Tumors cells with MMR defects show microsatellite instability (MSI) wherein specific types of repetitive sequences in the genome can expand or contract in length during DNA
replication. You will be responsible for interpreting the results of PCR-based assays like the ones shown on slide 38. Simply put, if the PCR products from normal and tumorderived tissue differ, there is MSI. The amplified genomic region is chosen to contain repetitive sequences.

Question 27

Nonhomologous End Joining (NHEJ)

Answer 27

Some DSBs are created by ionizing radiation or by oxidative free radicals during metabolism.

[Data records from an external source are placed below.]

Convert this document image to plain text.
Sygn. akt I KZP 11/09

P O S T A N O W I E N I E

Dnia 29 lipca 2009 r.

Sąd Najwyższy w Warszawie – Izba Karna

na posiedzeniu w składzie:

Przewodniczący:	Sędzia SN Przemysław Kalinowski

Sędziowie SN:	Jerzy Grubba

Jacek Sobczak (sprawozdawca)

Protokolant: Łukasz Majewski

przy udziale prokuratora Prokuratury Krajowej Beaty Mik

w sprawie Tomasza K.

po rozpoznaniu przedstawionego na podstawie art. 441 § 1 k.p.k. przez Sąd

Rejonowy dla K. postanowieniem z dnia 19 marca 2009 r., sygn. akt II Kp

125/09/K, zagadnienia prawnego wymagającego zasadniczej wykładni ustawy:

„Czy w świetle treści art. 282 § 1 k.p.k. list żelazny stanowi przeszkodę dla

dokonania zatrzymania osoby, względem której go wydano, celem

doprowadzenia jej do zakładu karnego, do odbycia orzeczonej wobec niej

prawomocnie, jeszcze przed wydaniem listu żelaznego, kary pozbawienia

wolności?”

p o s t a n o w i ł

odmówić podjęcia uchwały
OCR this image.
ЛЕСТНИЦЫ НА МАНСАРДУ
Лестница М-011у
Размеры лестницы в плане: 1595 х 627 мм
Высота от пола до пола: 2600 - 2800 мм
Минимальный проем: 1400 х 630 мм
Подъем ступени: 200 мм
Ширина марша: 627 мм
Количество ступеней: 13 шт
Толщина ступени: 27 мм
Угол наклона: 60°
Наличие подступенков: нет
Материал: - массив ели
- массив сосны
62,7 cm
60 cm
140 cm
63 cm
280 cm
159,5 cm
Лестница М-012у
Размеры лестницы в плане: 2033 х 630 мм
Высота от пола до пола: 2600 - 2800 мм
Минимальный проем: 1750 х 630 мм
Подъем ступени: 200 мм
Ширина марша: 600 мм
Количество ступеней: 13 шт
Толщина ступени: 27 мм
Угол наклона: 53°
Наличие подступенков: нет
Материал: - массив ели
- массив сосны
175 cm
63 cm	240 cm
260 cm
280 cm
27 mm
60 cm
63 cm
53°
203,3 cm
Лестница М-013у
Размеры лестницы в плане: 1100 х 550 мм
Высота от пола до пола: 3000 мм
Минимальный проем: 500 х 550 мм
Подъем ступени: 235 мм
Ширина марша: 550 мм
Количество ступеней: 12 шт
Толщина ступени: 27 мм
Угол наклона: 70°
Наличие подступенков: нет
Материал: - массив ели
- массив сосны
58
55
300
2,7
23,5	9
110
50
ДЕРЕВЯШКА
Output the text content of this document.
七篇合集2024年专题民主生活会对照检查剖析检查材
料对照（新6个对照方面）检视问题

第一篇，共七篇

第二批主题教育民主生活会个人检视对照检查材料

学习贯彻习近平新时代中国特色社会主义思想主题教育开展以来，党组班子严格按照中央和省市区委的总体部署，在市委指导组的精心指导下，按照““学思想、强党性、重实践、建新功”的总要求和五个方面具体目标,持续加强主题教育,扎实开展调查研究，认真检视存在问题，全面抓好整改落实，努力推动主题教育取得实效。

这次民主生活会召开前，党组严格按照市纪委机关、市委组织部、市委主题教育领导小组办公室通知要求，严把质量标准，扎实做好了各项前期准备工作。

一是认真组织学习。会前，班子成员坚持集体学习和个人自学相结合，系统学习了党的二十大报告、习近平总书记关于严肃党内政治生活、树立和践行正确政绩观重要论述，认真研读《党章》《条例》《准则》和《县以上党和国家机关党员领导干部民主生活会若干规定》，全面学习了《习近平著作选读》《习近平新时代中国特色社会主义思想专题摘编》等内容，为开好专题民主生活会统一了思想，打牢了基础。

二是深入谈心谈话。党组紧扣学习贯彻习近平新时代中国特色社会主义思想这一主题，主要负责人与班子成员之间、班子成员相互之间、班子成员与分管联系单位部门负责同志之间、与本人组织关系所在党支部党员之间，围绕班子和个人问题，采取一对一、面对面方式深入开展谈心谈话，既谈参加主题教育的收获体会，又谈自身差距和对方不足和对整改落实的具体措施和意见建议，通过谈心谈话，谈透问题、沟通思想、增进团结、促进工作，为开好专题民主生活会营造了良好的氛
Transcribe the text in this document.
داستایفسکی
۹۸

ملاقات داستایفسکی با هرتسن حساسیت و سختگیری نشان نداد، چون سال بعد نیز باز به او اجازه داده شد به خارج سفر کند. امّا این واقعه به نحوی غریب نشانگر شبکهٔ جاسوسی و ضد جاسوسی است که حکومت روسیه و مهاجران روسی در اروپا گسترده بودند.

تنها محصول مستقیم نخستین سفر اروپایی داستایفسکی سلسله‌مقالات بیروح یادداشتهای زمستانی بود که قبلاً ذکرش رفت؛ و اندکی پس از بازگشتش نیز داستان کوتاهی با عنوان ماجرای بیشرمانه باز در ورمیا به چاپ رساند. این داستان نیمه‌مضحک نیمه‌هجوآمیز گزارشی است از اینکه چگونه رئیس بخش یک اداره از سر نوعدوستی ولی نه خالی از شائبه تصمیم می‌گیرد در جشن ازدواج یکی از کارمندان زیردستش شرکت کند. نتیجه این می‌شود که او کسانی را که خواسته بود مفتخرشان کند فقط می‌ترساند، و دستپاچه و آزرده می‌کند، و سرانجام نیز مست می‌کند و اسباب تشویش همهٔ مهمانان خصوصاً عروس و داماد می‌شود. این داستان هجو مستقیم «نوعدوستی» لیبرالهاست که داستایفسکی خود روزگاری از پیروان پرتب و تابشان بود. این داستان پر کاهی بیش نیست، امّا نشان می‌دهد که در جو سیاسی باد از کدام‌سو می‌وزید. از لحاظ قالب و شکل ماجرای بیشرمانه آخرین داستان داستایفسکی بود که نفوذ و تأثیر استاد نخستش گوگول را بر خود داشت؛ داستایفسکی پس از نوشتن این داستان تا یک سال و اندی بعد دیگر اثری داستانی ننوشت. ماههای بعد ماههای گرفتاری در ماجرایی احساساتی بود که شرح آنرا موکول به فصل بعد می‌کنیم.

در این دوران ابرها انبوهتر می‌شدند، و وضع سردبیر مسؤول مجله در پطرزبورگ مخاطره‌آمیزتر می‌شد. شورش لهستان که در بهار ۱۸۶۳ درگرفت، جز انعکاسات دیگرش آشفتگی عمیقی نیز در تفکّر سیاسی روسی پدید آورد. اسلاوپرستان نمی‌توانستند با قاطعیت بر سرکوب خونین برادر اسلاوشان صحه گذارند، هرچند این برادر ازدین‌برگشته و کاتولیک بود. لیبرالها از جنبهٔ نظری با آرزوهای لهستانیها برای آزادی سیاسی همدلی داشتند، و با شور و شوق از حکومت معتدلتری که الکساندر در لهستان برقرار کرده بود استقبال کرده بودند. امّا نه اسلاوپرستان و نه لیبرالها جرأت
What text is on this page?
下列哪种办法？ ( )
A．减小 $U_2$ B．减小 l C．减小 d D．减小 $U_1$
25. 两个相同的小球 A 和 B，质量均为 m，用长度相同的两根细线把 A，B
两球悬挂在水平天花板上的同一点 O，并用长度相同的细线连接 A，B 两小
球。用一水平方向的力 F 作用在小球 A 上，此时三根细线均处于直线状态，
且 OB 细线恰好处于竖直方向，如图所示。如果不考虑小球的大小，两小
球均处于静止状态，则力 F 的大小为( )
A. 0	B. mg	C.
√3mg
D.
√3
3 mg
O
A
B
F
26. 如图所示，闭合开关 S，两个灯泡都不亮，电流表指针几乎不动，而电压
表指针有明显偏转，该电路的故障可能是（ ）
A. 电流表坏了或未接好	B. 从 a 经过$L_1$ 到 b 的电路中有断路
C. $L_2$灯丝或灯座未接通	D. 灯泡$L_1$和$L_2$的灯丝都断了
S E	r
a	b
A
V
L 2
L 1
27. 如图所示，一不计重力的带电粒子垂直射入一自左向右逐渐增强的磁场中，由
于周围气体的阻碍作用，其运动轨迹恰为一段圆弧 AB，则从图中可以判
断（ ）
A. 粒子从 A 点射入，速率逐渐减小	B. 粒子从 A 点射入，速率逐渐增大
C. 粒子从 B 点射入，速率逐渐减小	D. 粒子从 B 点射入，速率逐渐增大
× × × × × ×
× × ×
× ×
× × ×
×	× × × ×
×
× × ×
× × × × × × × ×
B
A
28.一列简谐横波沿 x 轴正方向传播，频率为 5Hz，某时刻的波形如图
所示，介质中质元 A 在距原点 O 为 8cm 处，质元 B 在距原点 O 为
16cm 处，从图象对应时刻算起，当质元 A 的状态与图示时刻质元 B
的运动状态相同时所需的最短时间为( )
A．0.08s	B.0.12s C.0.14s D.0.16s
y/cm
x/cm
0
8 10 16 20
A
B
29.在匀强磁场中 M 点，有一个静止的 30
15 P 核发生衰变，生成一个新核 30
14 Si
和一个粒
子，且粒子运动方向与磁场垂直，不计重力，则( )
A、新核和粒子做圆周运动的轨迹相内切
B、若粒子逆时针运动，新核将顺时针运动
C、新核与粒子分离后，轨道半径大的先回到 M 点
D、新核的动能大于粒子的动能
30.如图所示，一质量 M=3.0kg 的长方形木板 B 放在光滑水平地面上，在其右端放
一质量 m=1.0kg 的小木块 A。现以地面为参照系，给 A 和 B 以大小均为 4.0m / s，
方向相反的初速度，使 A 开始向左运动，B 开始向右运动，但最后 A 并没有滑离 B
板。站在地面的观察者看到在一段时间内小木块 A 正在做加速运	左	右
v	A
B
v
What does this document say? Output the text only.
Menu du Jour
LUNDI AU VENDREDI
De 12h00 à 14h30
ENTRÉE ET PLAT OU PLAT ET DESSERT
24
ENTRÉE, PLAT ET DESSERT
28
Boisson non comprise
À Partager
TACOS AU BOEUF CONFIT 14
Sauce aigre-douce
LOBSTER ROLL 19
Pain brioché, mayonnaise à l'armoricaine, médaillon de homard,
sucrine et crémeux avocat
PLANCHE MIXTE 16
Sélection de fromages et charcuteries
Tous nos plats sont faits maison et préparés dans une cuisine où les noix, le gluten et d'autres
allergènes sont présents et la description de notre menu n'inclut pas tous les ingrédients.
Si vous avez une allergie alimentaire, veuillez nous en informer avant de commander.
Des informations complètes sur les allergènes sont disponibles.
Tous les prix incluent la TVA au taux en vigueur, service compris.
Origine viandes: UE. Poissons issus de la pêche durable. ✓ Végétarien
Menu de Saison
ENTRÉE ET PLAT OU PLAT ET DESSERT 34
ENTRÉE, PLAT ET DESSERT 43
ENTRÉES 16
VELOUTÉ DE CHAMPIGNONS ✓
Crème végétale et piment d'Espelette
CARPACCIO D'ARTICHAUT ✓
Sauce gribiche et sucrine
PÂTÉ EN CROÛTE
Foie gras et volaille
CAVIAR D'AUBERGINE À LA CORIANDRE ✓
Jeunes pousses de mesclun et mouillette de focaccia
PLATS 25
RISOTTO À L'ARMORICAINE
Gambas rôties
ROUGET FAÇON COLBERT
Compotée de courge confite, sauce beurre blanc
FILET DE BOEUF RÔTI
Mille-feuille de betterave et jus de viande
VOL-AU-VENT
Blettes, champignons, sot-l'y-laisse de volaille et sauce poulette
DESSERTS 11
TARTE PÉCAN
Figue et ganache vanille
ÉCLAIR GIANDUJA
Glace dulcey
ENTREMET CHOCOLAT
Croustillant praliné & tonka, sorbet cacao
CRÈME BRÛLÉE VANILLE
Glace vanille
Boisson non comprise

But many are created during S phase of the cell cycle, when a replication fork encounters a nick. NHEJ can repair a double strand break (DSB) any time during the cell cycle and does not require homologyat the ‘broken ends’, but a few nucleotides of terminal homology are often utilized. NHEJ is imprecise and can be responsible for structural changes in the chromosomes of some
cancer cells, such as translocations, inversions, and deletions.

Question 28

Homologous Recombination (HR)

Answer 28

HR is mechanism for repairing DSBs
that is more precise than NHEJ. HR is highly active during late S and G2 of the cell cycle.
These are phases when sister chromatids in mitosis, and sisters and homologues in meiosis can serve as homology donors because of their close proximity. HR involves regions of DNA homology that are typically >25 base pairs and usually hundreds to thousands of base pairs in length.

Question 29

Fanconi Anemia

Answer 29

Fanconi anemia is primarily an autosomal recessive disorder that is caused by mutations in any of a set of 15 genes involved in DNA repair.
Cells from patients are hypersensitive to DNA cross-linking agents and develop chromosomal aberrations including breakage. Patients show developmental abnormalities in major organ systems, upper limb malformations, early-onset bone marrow failure, and a high predisposition to cancer.